Due to the presence of the Poodle’s genes, Lab Poodle Mix puppies are sometimes promoted as being hypoallergenic and/or non-shedding. While this can be true, due to the unpredictability of genetics, there is no guarantee that any particular dog, or litter of dogs will be hypoallergenic. Some individuals’ allergies are more sensitive to certain breeds than other breeds, but there is no scientific evidence that shows that certain hybrid breeds are universally more or less hypoallergenic than others.
With that being said, as a rule of thumb, the larger the percentage of Poodle is in a dog’s heritage, the more likely they are to be hypoallergenic or non-shedding. So an F1BB Labradoodle (87.5% Poodle) is more likely to be hypoallergenic than an F1B Labradoodle (75% Poodle) which is more likely than an F1 or F2 Labradoodle (50% Poodle).
While doodle generations can be confusing, they don’t have to be. Check out our article on Labradoodle generations to learn more!
Lab Poodle Mix Health & Wellness
Labradoodle Dog Breed Lifespan:
A healthy and well-cared-for Labradoodle’s life expectancy is around 10-15 years.
Labradoodle Dog Breed Common Health Concerns:
Labradoodles may be susceptible to the common health problems of both the Labrador Retriever and the Poodle. However, due to the genetic diversity from crossing these two breeds, the result may be a lower chance of developing these inherited health concerns.
Read More: Labradoodle Health Issues: 8 Common Labradoodle Health Problems to Look Out For!
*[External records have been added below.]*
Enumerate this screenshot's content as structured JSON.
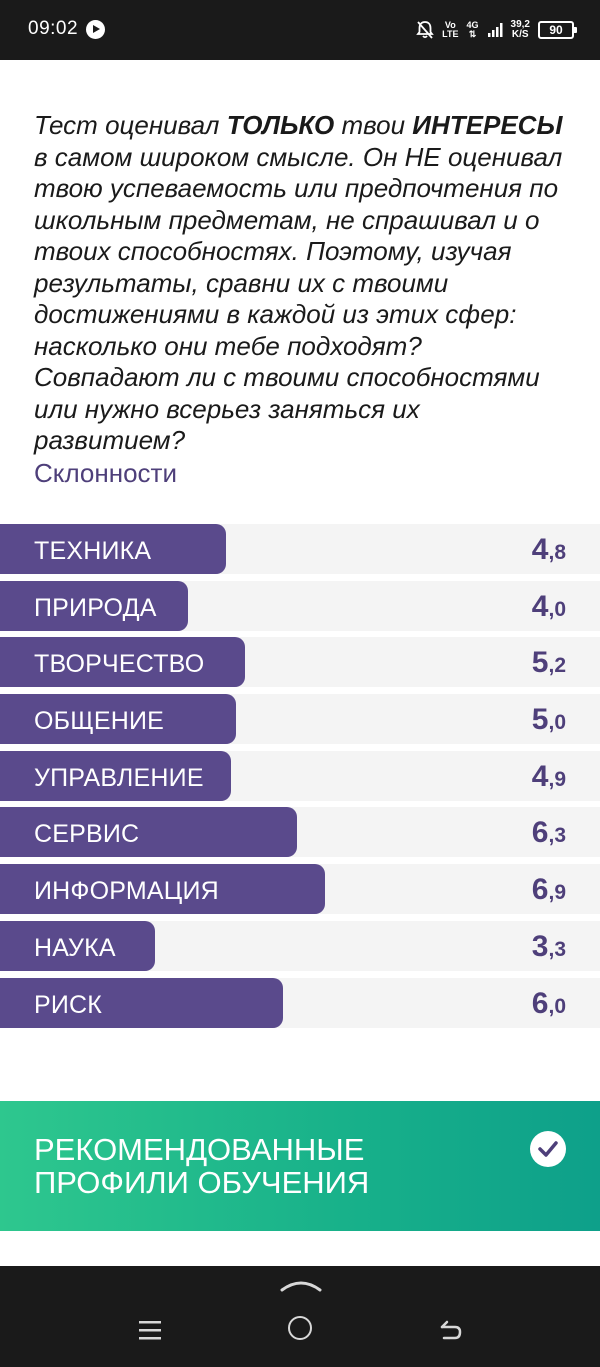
{
  "status_bar": {
    "time": "09:02",
    "net_top": "Vo",
    "net_bottom": "LTE",
    "gen": "4G",
    "speed_value": "39,2",
    "speed_unit": "K/S",
    "battery": "90"
  },
  "intro": {
    "t1": "Тест оценивал ",
    "b1": "ТОЛЬКО",
    "t2": " твои ",
    "b2": "ИНТЕРЕСЫ",
    "t3": " в самом широком смысле. Он НЕ оценивал твою успеваемость или предпочтения по школьным предметам, не спрашивал и о твоих способностях. Поэтому, изучая результаты, сравни их с твоими достижениями в каждой из этих сфер: насколько они тебе подходят? Совпадают ли с твоими способностями или нужно всерьез заняться их развитием?"
  },
  "section_title": "Склонности",
  "chart_data": {
    "type": "bar",
    "title": "Склонности",
    "categories": [
      "ТЕХНИКА",
      "ПРИРОДА",
      "ТВОРЧЕСТВО",
      "ОБЩЕНИЕ",
      "УПРАВЛЕНИЕ",
      "СЕРВИС",
      "ИНФОРМАЦИЯ",
      "НАУКА",
      "РИСК"
    ],
    "values": [
      4.8,
      4.0,
      5.2,
      5.0,
      4.9,
      6.3,
      6.9,
      3.3,
      6.0
    ],
    "value_labels": [
      {
        "int": "4",
        "dec": ",8"
      },
      {
        "int": "4",
        "dec": ",0"
      },
      {
        "int": "5",
        "dec": ",2"
      },
      {
        "int": "5",
        "dec": ",0"
      },
      {
        "int": "4",
        "dec": ",9"
      },
      {
        "int": "6",
        "dec": ",3"
      },
      {
        "int": "6",
        "dec": ",9"
      },
      {
        "int": "3",
        "dec": ",3"
      },
      {
        "int": "6",
        "dec": ",0"
      }
    ],
    "bar_color": "#5a4a8c",
    "value_color": "#4e3f7a",
    "track_color": "#f4f4f4"
  },
  "recommended": {
    "title": "РЕКОМЕНДОВАННЫЕ ПРОФИЛИ ОБУЧЕНИЯ",
    "icon": "check-icon"
  },
  "nav_bar": {
    "menu_icon": "menu-icon",
    "home_icon": "home-icon",
    "back_icon": "back-icon"
  }
}
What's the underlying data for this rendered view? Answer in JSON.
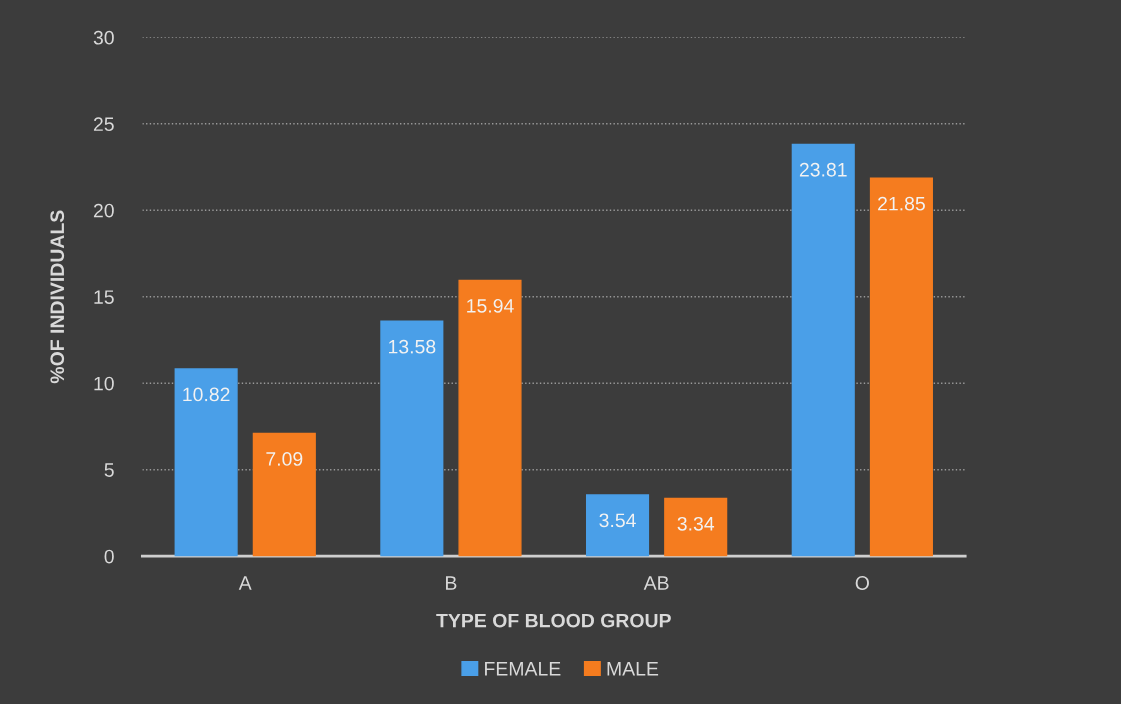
{
  "chart_data": {
    "type": "bar",
    "xlabel": "TYPE OF BLOOD GROUP",
    "ylabel": "%OF INDIVIDUALS",
    "categories": [
      "A",
      "B",
      "AB",
      "O"
    ],
    "series": [
      {
        "name": "FEMALE",
        "color": "#4a9fe8",
        "values": [
          10.82,
          13.58,
          3.54,
          23.81
        ]
      },
      {
        "name": "MALE",
        "color": "#f57c1f",
        "values": [
          7.09,
          15.94,
          3.34,
          21.85
        ]
      }
    ],
    "ylim": [
      0,
      30
    ],
    "yticks": [
      0,
      5,
      10,
      15,
      20,
      25,
      30
    ],
    "grid": "y",
    "legend": "bottom",
    "data_labels": true
  }
}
Some of the more common genetic disorders to be on the lookout for in the Poodle Lab Mix include Hip Dysplasia, Elbow Dysplasia, Eye Diseases, Hypothyroidism, Addison’s Disease, and Progressive Retinal Atrophy.
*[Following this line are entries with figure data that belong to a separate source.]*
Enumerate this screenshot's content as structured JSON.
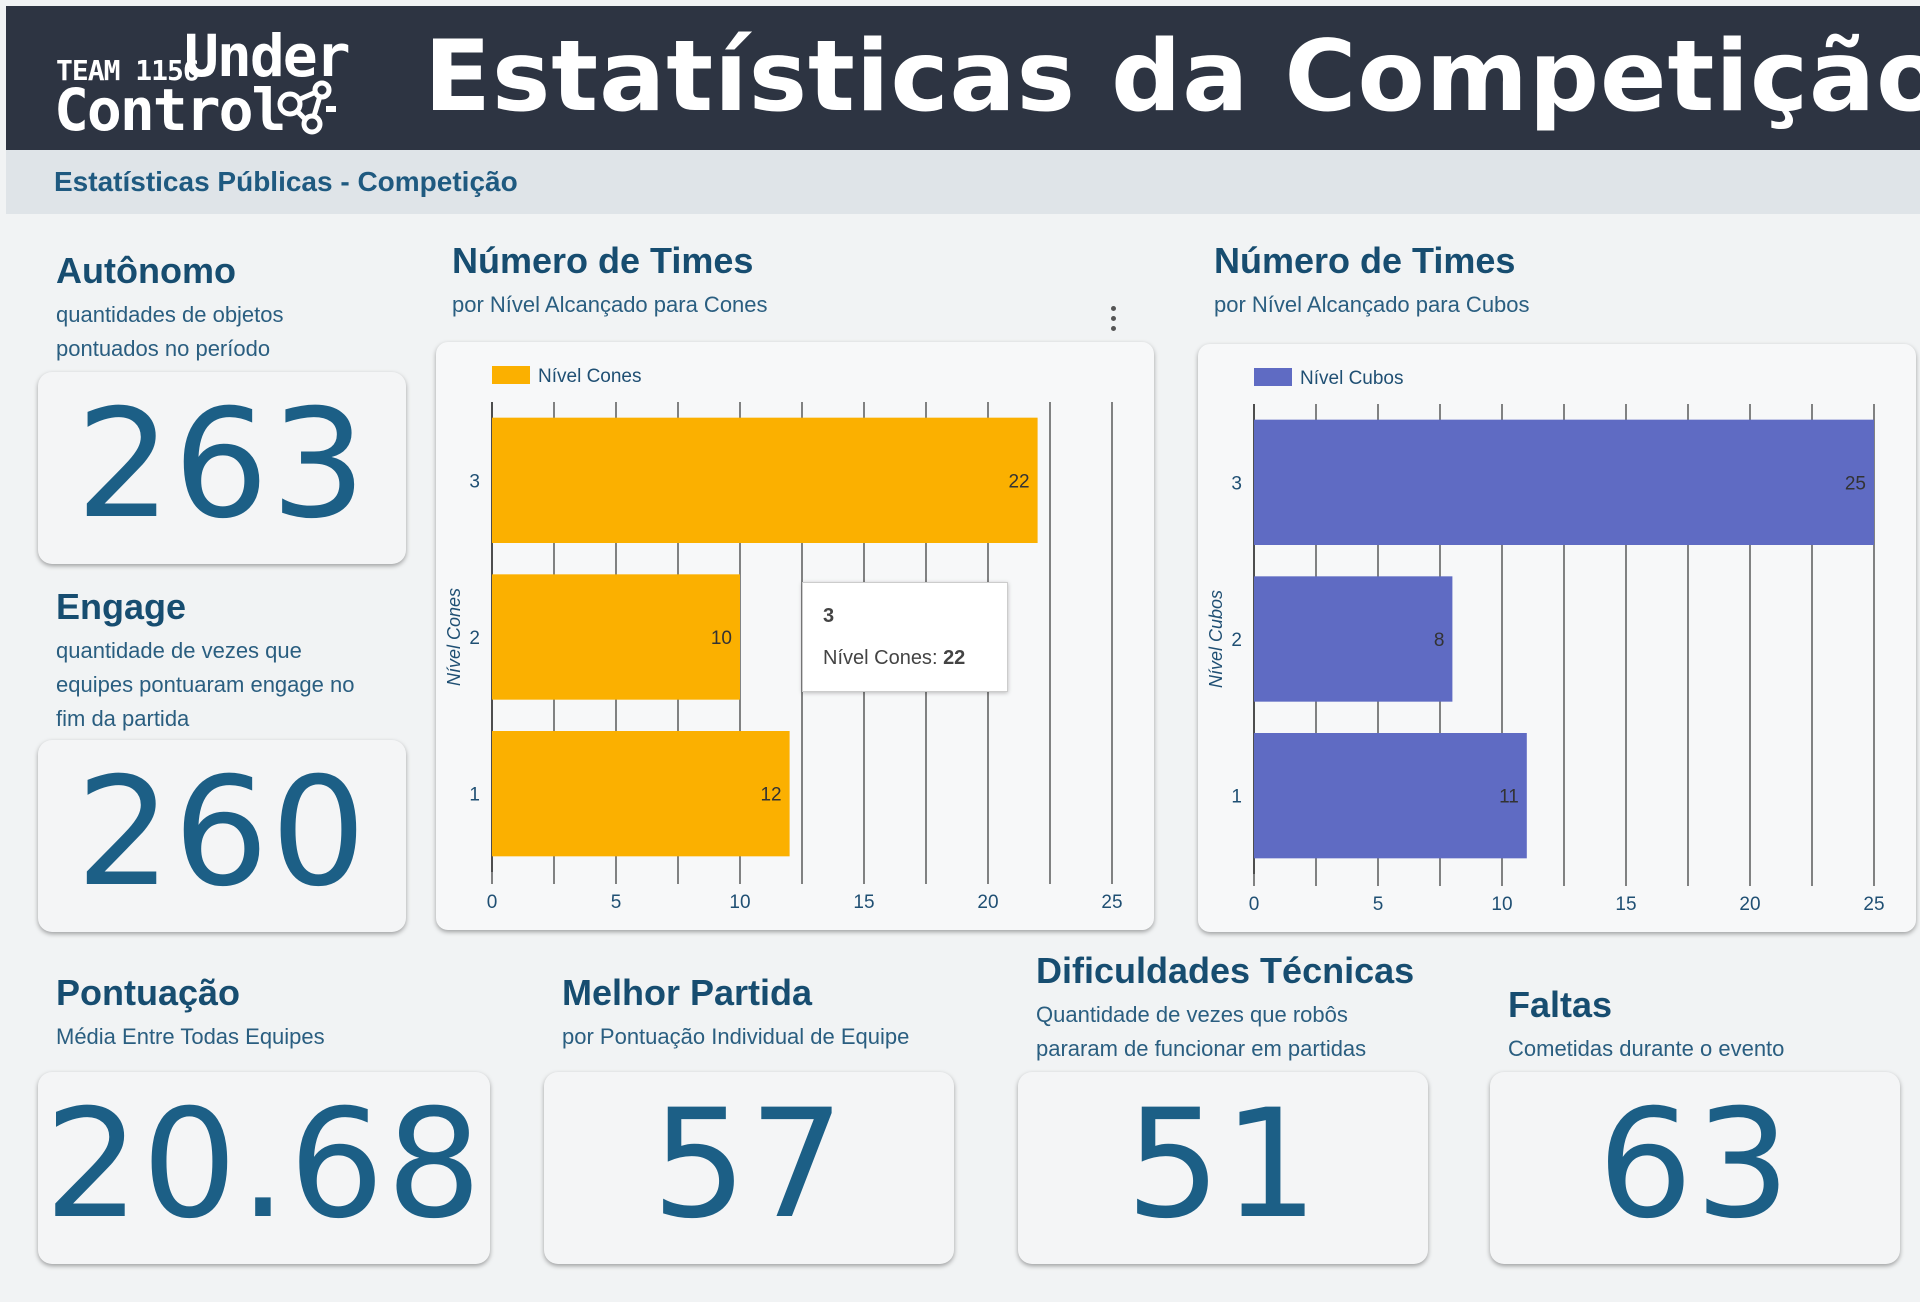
{
  "header": {
    "logo_team": "TEAM 1156",
    "logo_under": "Under",
    "logo_control": "Control",
    "title": "Estatísticas da Competição",
    "subtitle": "Estatísticas Públicas - Competição"
  },
  "autonomo": {
    "title": "Autônomo",
    "sub1": "quantidades de objetos",
    "sub2": "pontuados no período",
    "value": "263"
  },
  "engage": {
    "title": "Engage",
    "sub1": "quantidade de vezes que",
    "sub2": "equipes pontuaram engage no",
    "sub3": "fim da partida",
    "value": "260"
  },
  "pontuacao": {
    "title": "Pontuação",
    "sub": "Média Entre Todas Equipes",
    "value": "20.68"
  },
  "melhor": {
    "title": "Melhor Partida",
    "sub": "por Pontuação Individual de Equipe",
    "value": "57"
  },
  "dificuldades": {
    "title": "Dificuldades Técnicas",
    "sub1": "Quantidade de vezes que robôs",
    "sub2": "pararam de funcionar em partidas",
    "value": "51"
  },
  "faltas": {
    "title": "Faltas",
    "sub": "Cometidas durante o evento",
    "value": "63"
  },
  "cones_header": {
    "title": "Número de Times",
    "sub": "por Nível Alcançado para Cones"
  },
  "cubos_header": {
    "title": "Número de Times",
    "sub": "por Nível Alcançado para Cubos"
  },
  "chart_data": [
    {
      "type": "bar",
      "orientation": "horizontal",
      "title": "Número de Times",
      "subtitle": "por Nível Alcançado para Cones",
      "categories": [
        "3",
        "2",
        "1"
      ],
      "series": [
        {
          "name": "Nível Cones",
          "values": [
            22,
            10,
            12
          ],
          "color": "#fbb000"
        }
      ],
      "ylabel": "Nível Cones",
      "xlabel": "",
      "xlim": [
        0,
        25
      ],
      "xticks": [
        0,
        5,
        10,
        15,
        20,
        25
      ],
      "grid": true,
      "legend": "top-left",
      "tooltip": {
        "title": "3",
        "label": "Nível Cones",
        "value": "22"
      }
    },
    {
      "type": "bar",
      "orientation": "horizontal",
      "title": "Número de Times",
      "subtitle": "por Nível Alcançado para Cubos",
      "categories": [
        "3",
        "2",
        "1"
      ],
      "series": [
        {
          "name": "Nível Cubos",
          "values": [
            25,
            8,
            11
          ],
          "color": "#5f6bc3"
        }
      ],
      "ylabel": "Nível Cubos",
      "xlabel": "",
      "xlim": [
        0,
        25
      ],
      "xticks": [
        0,
        5,
        10,
        15,
        20,
        25
      ],
      "grid": true,
      "legend": "top-left"
    }
  ]
}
Due to the cost of treating these common health concerns, we highly encourage all dog owners invest in pet insurance. We recommend getting a free online quote from Healthy Paws Pet Insurance.
Lab Poodle Mix Temperament & Personality
Labradoodle Dog Breed Behavioral Traits:
Labradoodles have a unique combination of gentleness and joyfulness that make them adored by many. They’re extremely sociable and good with both pets and children. However, be careful with young children or elderly family members as their bursting energy can often result in jumping which could accidentally knock young or older people over.
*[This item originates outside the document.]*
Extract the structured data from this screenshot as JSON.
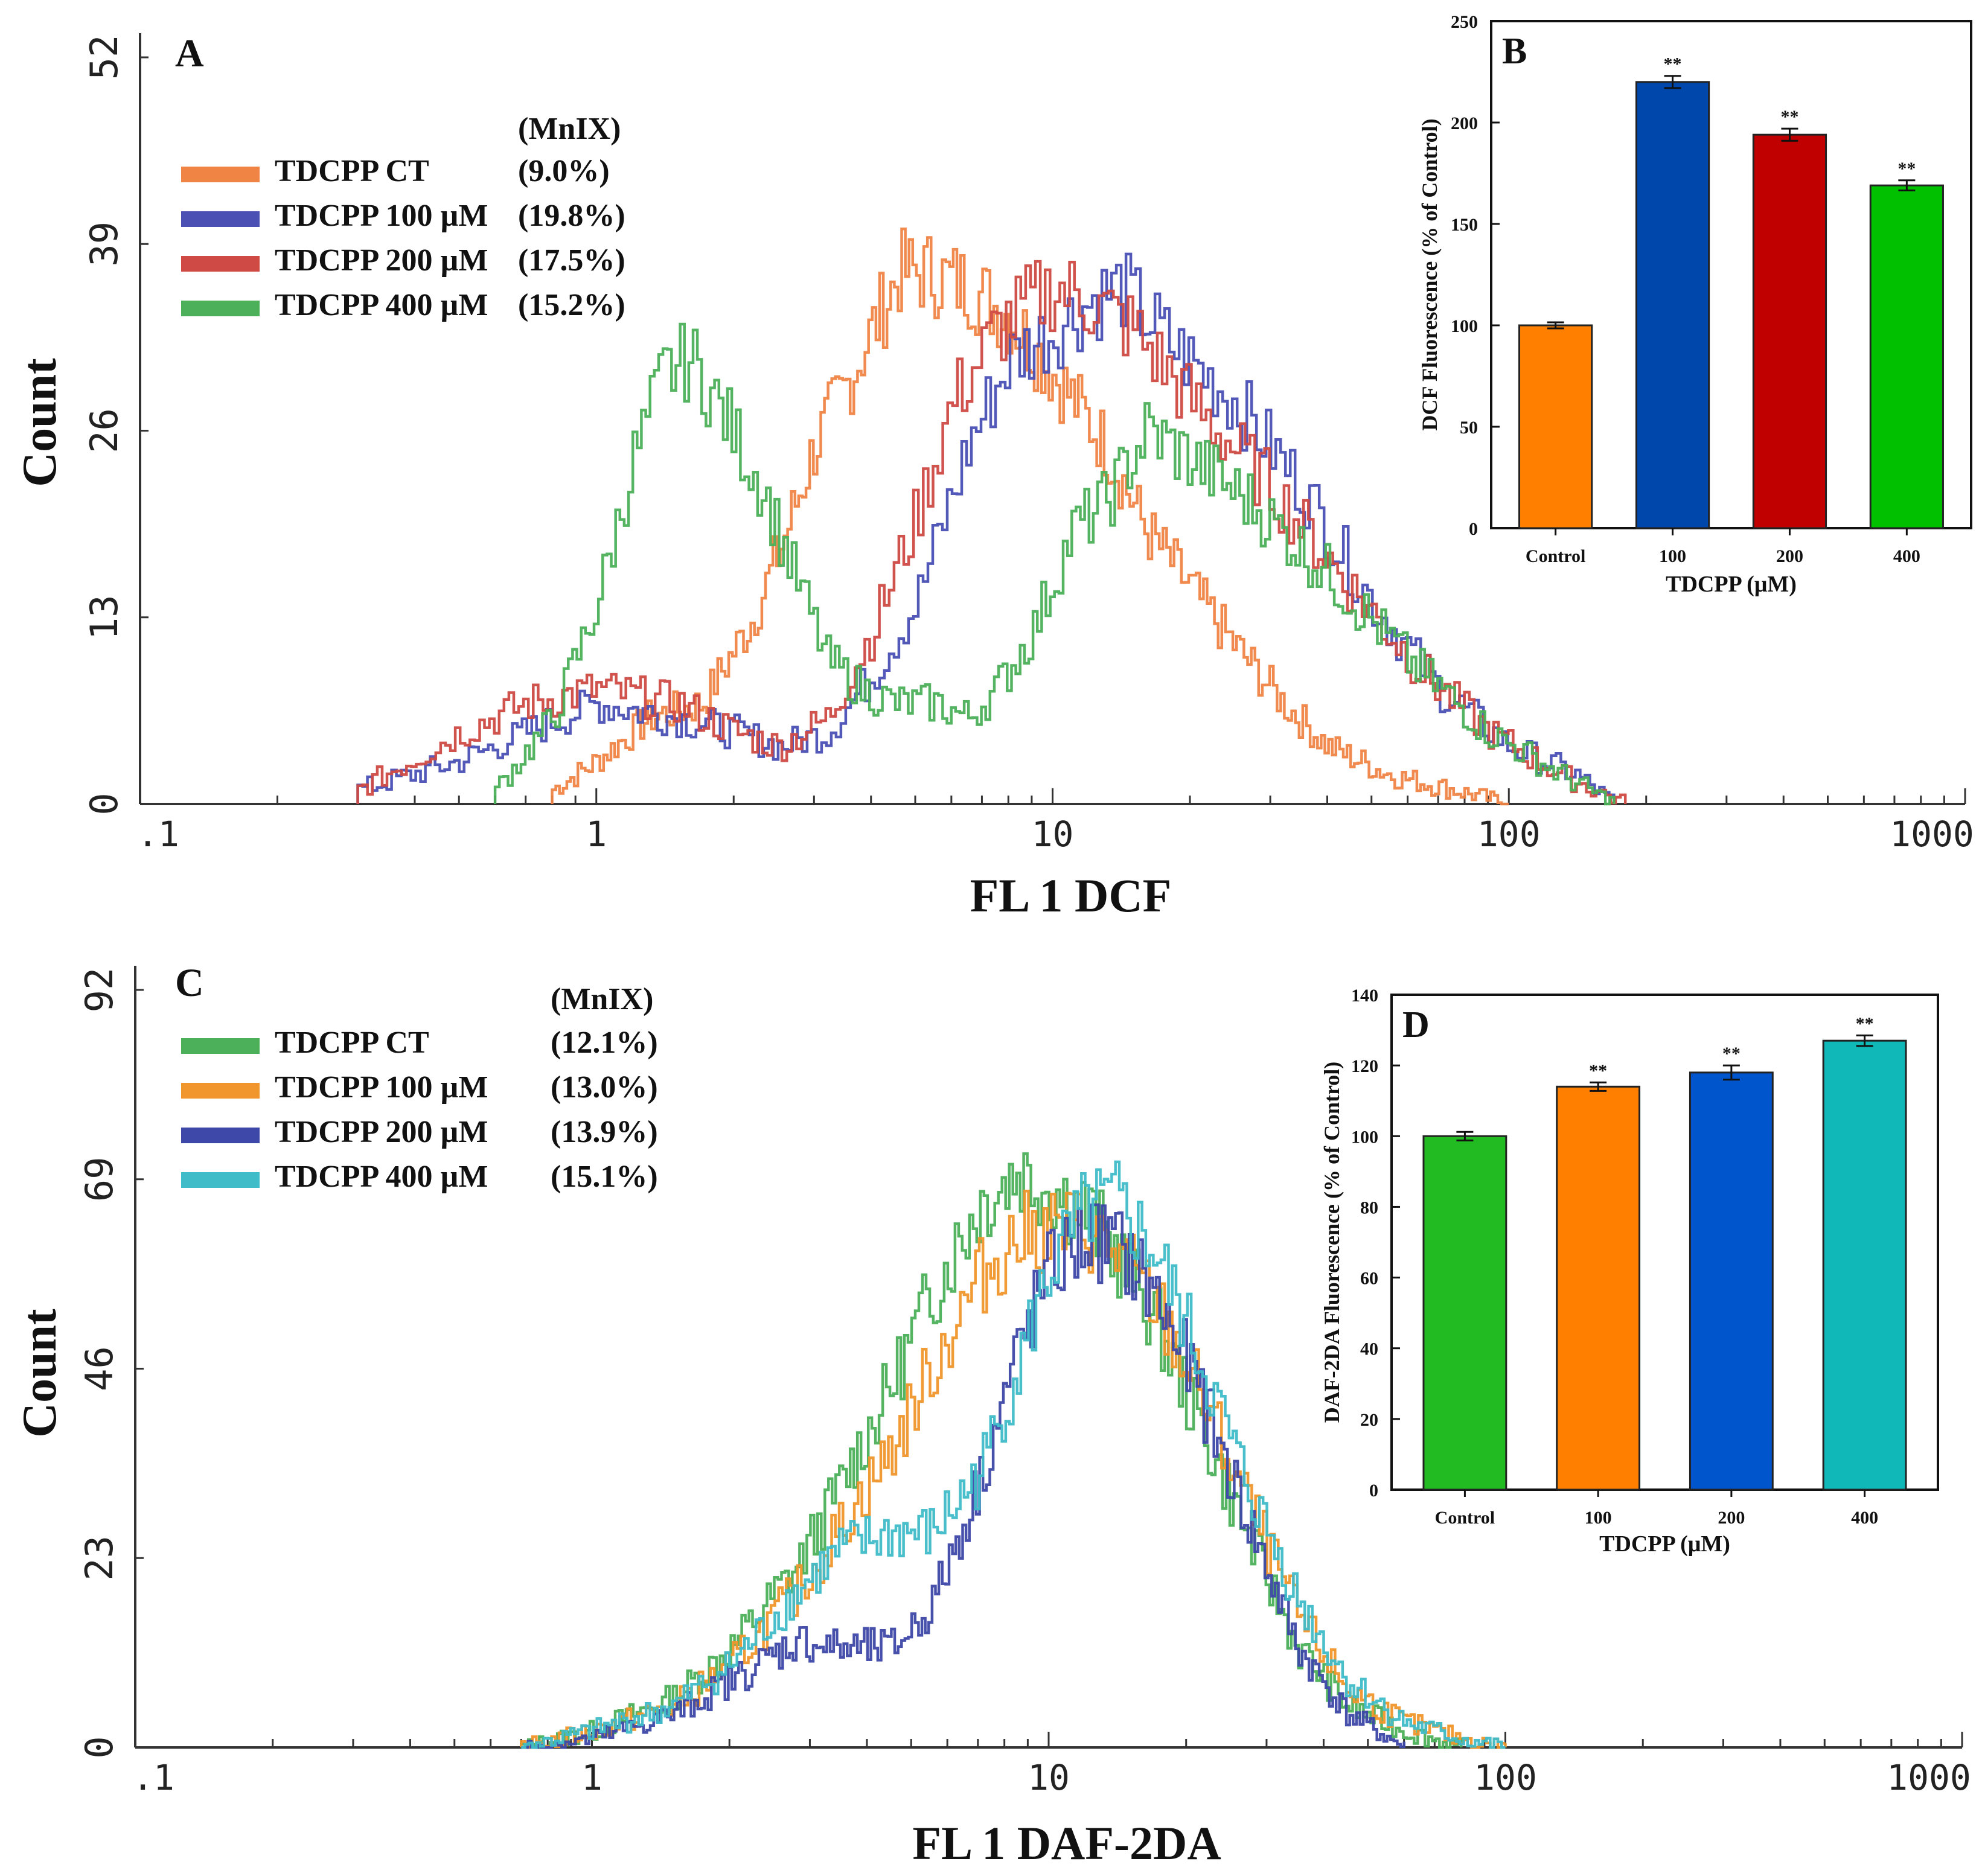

Overall, due to their eagerness to please, great temperament, and ease of trainability Labradoodles make a great choice for first-time dog owners.
Labradoodle Dog Breed Activity Requirements:
Labradoodles are active dogs which require at least 60 minutes of exercise each day. Apartment living is not suitable for this breed and large yards will make this retrieving fanatic happiest. A dog door with a fenced yard may be a good investment for this breed.